Pilgrim's Pride Appealing $26M Judgment

Pilgrim's Pride plans to appeal a federal judge's ruling that it must pay nearly $26 million to a group of chicken farmers for trying to manipulate chicken prices.

ST. LOUIS (AP) -- Poultry producer Pilgrim's Pride said Monday that it plans to appeal a federal judge's ruling that it must pay nearly $26 million to a group of chicken farmers for trying to manipulate chicken prices in 2008.

Federal judge Charles Everingham ruled Friday that internal emails show Pilgrim's closed plants and cancelled its contracts with farmers with the express intention of cutting the supply of chicken and pushing retail prices higher, violating the 1921 Packers and Stockyards act.

As a result, Everingham said the Pittsburg, Texas, company must compensate dozens of independent farmers in Arkansas who raised chickens for the company under contract and were hurt financially by the scheme.

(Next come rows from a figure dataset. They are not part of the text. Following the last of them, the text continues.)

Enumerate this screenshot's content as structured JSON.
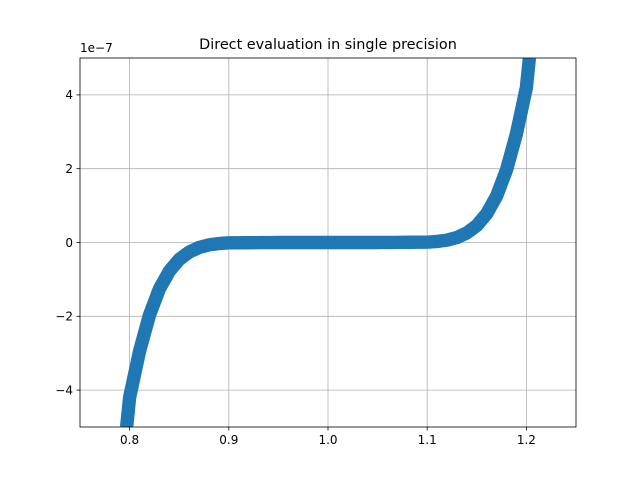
{
  "chart_data": {
    "type": "line",
    "title": "Direct evaluation in single precision",
    "xlabel": "",
    "ylabel": "",
    "y_offset_label": "1e−7",
    "xlim": [
      0.75,
      1.25
    ],
    "ylim": [
      -5,
      5
    ],
    "y_scale_factor": 1e-07,
    "grid": true,
    "legend": "none",
    "x_ticks": [
      0.8,
      0.9,
      1.0,
      1.1,
      1.2
    ],
    "x_tick_labels": [
      "0.8",
      "0.9",
      "1.0",
      "1.1",
      "1.2"
    ],
    "y_ticks": [
      -4,
      -2,
      0,
      2,
      4
    ],
    "y_tick_labels": [
      "−4",
      "−2",
      "0",
      "2",
      "4"
    ],
    "series": [
      {
        "description_of_values": "y = (x - 1)^7 evaluated with rounding noise, shown in units of 1e-7",
        "x": [
          0.797,
          0.8,
          0.81,
          0.82,
          0.83,
          0.84,
          0.85,
          0.86,
          0.87,
          0.88,
          0.89,
          0.9,
          0.95,
          1.0,
          1.05,
          1.1,
          1.11,
          1.12,
          1.13,
          1.14,
          1.15,
          1.16,
          1.17,
          1.18,
          1.19,
          1.2,
          1.203
        ],
        "y": [
          -5.0,
          -4.2,
          -2.95,
          -1.97,
          -1.26,
          -0.78,
          -0.46,
          -0.26,
          -0.135,
          -0.064,
          -0.028,
          -0.01,
          0.0,
          0.0,
          0.0,
          0.01,
          0.028,
          0.064,
          0.135,
          0.26,
          0.46,
          0.78,
          1.26,
          1.97,
          2.95,
          4.2,
          5.0
        ],
        "noise_band": 0.1
      }
    ],
    "colors": {
      "series": "#1f77b4",
      "grid": "#b0b0b0",
      "axes": "#000000"
    }
  }
}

Contract chicken farmers assume the cost of building industrial barns where they raise birds. When the farmers had their contracts canceled as part of Pilgrims' plan to tighten poultry supplies, Everingham wrote, that left them with no income to pay off their farm loans.

"We're disappointed in the court's findings, and we don't find them consistent with the Packers and Stockyards Act," Pilgrim's CEO Bill Lovette said in a statement sent to The Associated Press. "We completely reject the idea that we tried to manipulate the market. We tried to live in the market, not manipulate it."

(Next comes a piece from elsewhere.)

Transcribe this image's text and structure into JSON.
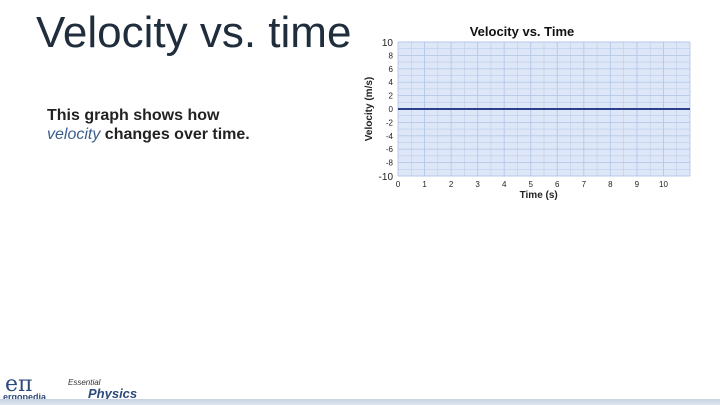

At issue is Pilgrim's decision to close a poultry plant in El Dorado, Ark., in 2008. The company was facing the worst crisis the poultry industry had seen in decades, demand was plunging because of the economic crisis and feed costs were at historic highs.

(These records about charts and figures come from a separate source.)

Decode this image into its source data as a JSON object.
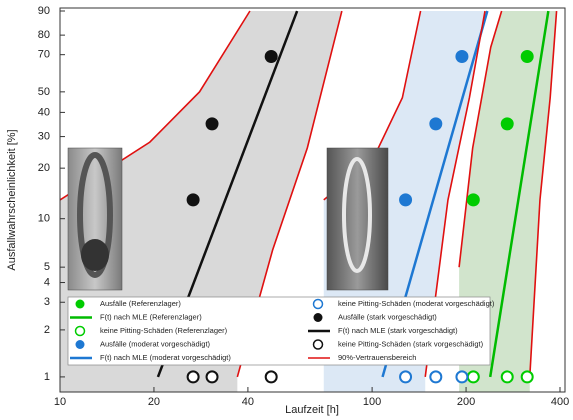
{
  "chart_data": {
    "type": "weibull",
    "xlabel": "Laufzeit [h]",
    "ylabel": "Ausfallwahrscheinlichkeit [%]",
    "xscale": "log",
    "yscale": "weibull",
    "xlim": [
      10,
      415
    ],
    "xticks": [
      10,
      20,
      40,
      100,
      200,
      400
    ],
    "ylim": [
      0.8,
      91
    ],
    "yticks": [
      1,
      2,
      3,
      4,
      5,
      10,
      20,
      30,
      40,
      50,
      70,
      80,
      90
    ],
    "series": [
      {
        "name": "Ausfälle (Referenzlager)",
        "color": "#00cc00",
        "marker": "filled",
        "x": [
          211,
          271,
          314
        ],
        "values": [
          13,
          35,
          69
        ]
      },
      {
        "name": "F(t) nach MLE (Referenzlager)",
        "color": "#00bb00",
        "marker": "line",
        "x": [
          239,
          367
        ],
        "values": [
          1,
          90
        ]
      },
      {
        "name": "keine Pitting-Schäden (Referenzlager)",
        "color": "#00cc00",
        "marker": "open",
        "x": [
          211,
          271,
          314
        ],
        "values": [
          1,
          1,
          1
        ]
      },
      {
        "name": "Ausfälle (moderat vorgeschädigt)",
        "color": "#1e78d2",
        "marker": "filled",
        "x": [
          128,
          160,
          194
        ],
        "values": [
          13,
          35,
          69
        ]
      },
      {
        "name": "F(t) nach MLE (moderat vorgeschädigt)",
        "color": "#1e78d2",
        "marker": "line",
        "x": [
          108,
          234
        ],
        "values": [
          1,
          90
        ]
      },
      {
        "name": "keine Pitting-Schäden (moderat vorgeschädigt)",
        "color": "#1e78d2",
        "marker": "open",
        "x": [
          128,
          160,
          194
        ],
        "values": [
          1,
          1,
          1
        ]
      },
      {
        "name": "Ausfälle (stark vorgeschädigt)",
        "color": "#111111",
        "marker": "filled",
        "x": [
          26.7,
          30.7,
          47.5
        ],
        "values": [
          13,
          35,
          69
        ]
      },
      {
        "name": "F(t) nach MLE (stark vorgeschädigt)",
        "color": "#111111",
        "marker": "line",
        "x": [
          20.6,
          57.5
        ],
        "values": [
          1,
          90
        ]
      },
      {
        "name": "keine Pitting-Schäden (stark vorgeschädigt)",
        "color": "#111111",
        "marker": "open",
        "x": [
          26.7,
          30.7,
          47.5
        ],
        "values": [
          1,
          1,
          1
        ]
      },
      {
        "name": "90%-Vertrauensbereich",
        "color": "#e01010",
        "marker": "bounds",
        "bands": [
          {
            "fill": "#d2d2d2",
            "curves": [
              {
                "x": [
                  10,
                  19.4,
                  28,
                  40.6
                ],
                "values": [
                  13,
                  28,
                  50,
                  90
                ]
              },
              {
                "x": [
                  37,
                  48,
                  62,
                  80
                ],
                "values": [
                  1,
                  6.4,
                  26,
                  90
                ]
              }
            ]
          },
          {
            "fill": "#d6e4f3",
            "curves": [
              {
                "x": [
                  70,
                  100,
                  125,
                  143
                ],
                "values": [
                  13,
                  22,
                  47,
                  90
                ]
              },
              {
                "x": [
                  148,
                  175,
                  205,
                  230
                ],
                "values": [
                  1,
                  13,
                  47,
                  90
                ]
              }
            ]
          },
          {
            "fill": "#c9dfc3",
            "curves": [
              {
                "x": [
                  190,
                  210,
                  240,
                  260
                ],
                "values": [
                  5,
                  26,
                  74,
                  90
                ]
              },
              {
                "x": [
                  320,
                  345,
                  372,
                  390
                ],
                "values": [
                  1,
                  13,
                  47,
                  90
                ]
              }
            ]
          }
        ]
      }
    ]
  }
}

Pilgrim's hired an outside consulting firm and decided to close its plants to limit the poultry supply, hoping to eventually boost the retail price of chicken. The company examined other industries where a 6 percent cut in supplies led to a 40 percent increase in prices, according to Everingham's ruling.

Everingham cited an internal email, sent by Pilgrim's Pride's chief restructuring officer, William Snyder, that argued against a plan to let an outside company buy the El Dorado plant to get production going again.

"... I would not recommend it because it would enable them to flood the market with cheap chicken and foil our plans to restrict the chicken in the area and allow prices to rise," the email said, according to Friday's court ruling.

Despite its efforts, Pilgrim's Pride filed for bankruptcy court protection in late 2008, and Brazilian meatpacker JBS SA bought a majority stake in the company, which continued operating through the bankruptcy process.

Shares of Pilgrim's Pride fell 35 cents, or 8.2 percent, to close at $3.92 amid steep market declines Monday.